Türkiye, Avrupa Birliği’nin istediği yasaları çıkardı. Ama hiç uygulamadı. Zaten Avrupa Birliği bizi iyi bildiklerinden kanun çıkarmak yetmez, uygulama önemli demişlerdi. Türkiye kurallara uymama konusunda istikrarlıdır!
Cumhurbaşkanı’nın her konuşmasında “stratejik hedefimiz Avrupa Birliği’ne girmektir” demesine rağmen adeta girmemek için hukuk ve demokrasiden ve Kıbrıs sorununu çözmekten uzaklaştık.
Türkiye söylediklerinin aksini yapmakta istikrar gösteriyor. Faiz uygulamasında “Nas esastır” dedikten sonra faizleri yükseltti. Ne zaman? Ekonomi çökünce akıllar başa geldi.
Rusya ve Çin’in başını çektiği NATO karşıtı Şangay Örgütü’ne üye olmak istedik; vazgeçtik. BRICS adı ile bilinen ve Batı’nın yarattığı G-7 lere rakip kuruluşa üyelik başvurusunda bulunduğumuz yolundaki haberlere rağmen belki de vazgeçtik.
Türkiye haklı olarak İsrail’i kınadı ve ticareti durdurdu. Gönderilen malların Filistin’e yollandığını açıkladı. Ancak, Filistin’in kendine ait gümrük kapısı yok. İsrail gümrüğünden geçiyor mallar.
Suriye’de Esad ile barışma çabalarımız devam ederken Esad devrildi. Anlaşılan istihbaratımız yeterli değilmiş. Kimsenin de yeterli olmadığı anlaşılıyor. Ancak, biz komşuyuz.

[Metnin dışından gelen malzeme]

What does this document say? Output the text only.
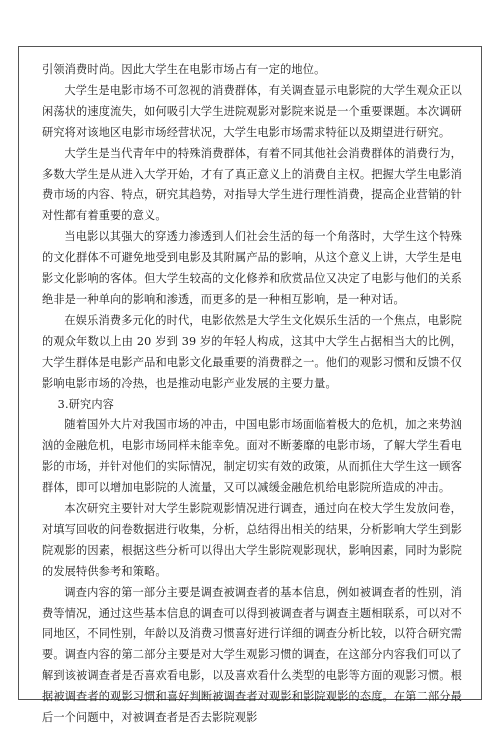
引领消费时尚。因此大学生在电影市场占有一定的地位。

大学生是电影市场不可忽视的消费群体，有关调查显示电影院的大学生观众正以闲荡状的速度流失，如何吸引大学生进院观影对影院来说是一个重要课题。本次调研研究将对该地区电影市场经营状况，大学生电影市场需求特征以及期望进行研究。

大学生是当代青年中的特殊消费群体，有着不同其他社会消费群体的消费行为，多数大学生是从进入大学开始，才有了真正意义上的消费自主权。把握大学生电影消费市场的内容、特点，研究其趋势，对指导大学生进行理性消费，提高企业营销的针对性都有着重要的意义。

当电影以其强大的穿透力渗透到人们社会生活的每一个角落时，大学生这个特殊的文化群体不可避免地受到电影及其附属产品的影响，从这个意义上讲，大学生是电影文化影响的客体。但大学生较高的文化修养和欣赏品位又决定了电影与他们的关系绝非是一种单向的影响和渗透，而更多的是一种相互影响，是一种对话。

在娱乐消费多元化的时代，电影依然是大学生文化娱乐生活的一个焦点，电影院的观众年数以上由 20 岁到 39 岁的年轻人构成，这其中大学生占据相当大的比例，大学生群体是电影产品和电影文化最重要的消费群之一。他们的观影习惯和反馈不仅影响电影市场的冷热，也是推动电影产业发展的主要力量。

3.研究内容

随着国外大片对我国市场的冲击，中国电影市场面临着极大的危机，加之来势汹汹的金融危机，电影市场同样未能幸免。面对不断萎靡的电影市场，了解大学生看电影的市场，并针对他们的实际情况，制定切实有效的政策，从而抓住大学生这一顾客群体，即可以增加电影院的人流量，又可以减缓金融危机给电影院所造成的冲击。

本次研究主要针对大学生影院观影情况进行调查，通过向在校大学生发放问卷，对填写回收的问卷数据进行收集，分析，总结得出相关的结果，分析影响大学生到影院观影的因素，根据这些分析可以得出大学生影院观影现状，影响因素，同时为影院的发展特供参考和策略。

调查内容的第一部分主要是调查被调查者的基本信息，例如被调查者的性别，消费等情况，通过这些基本信息的调查可以得到被调查者与调查主题相联系，可以对不同地区，不同性别，年龄以及消费习惯喜好进行详细的调查分析比较，以符合研究需要。调查内容的第二部分主要是对大学生观影习惯的调查，在这部分内容我们可以了解到该被调查者是否喜欢看电影，以及喜欢看什么类型的电影等方面的观影习惯。根据被调查者的观影习惯和喜好判断被调查者对观影和影院观影的态度。在第二部分最后一个问题中，对被调查者是否去影院观影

En büyük çelişkiler: Gazeteci Cemal Kaşıkçı’nın İstanbul’daki Suudi konsolosluğunda öldürülmesini defaatle en yüksek düzeyde ilan edip adamları rezil ettikten sonra ilişkilerde daha sonra U dönüşü yaptık. Benzer bir olay: FETÖ kalkışmasının arkasında olduğunu ilan ettiğimiz Birleşik Arap Emirliği ile sarmaş dolaş olup sonra bu iki ülkeden para dilendik.
Mısır farklı mı? Sisi’nin iktidara getirilişini kınadıktan sonra Mısır liderini kırmızı halı ile karşıladık.
Tutuklanan Amerikalı rahibi iade etmeyeceğimizi ilan edip Trump tehdidi sonunda iade ettik.
Bir ara NATO askeri gemilerini Karadeniz’e davet ettikten sonra vazgeçtik.
Yunanistan ile ilişkiler ise gel-gitler! Bir ara bir “gece” ansızın geliriz dedikten sonra “gündüz” gittik.
İçeride ise fazla söylemeye gerek yok. En yüksek düzeyde çok geçmişte değil. Kürt meselesi yoktur dedikten sonra var olduğunu anladık.
Amma, bu konularda kimse yani tutarlılık konusunda Trump’ın eline su dökemez!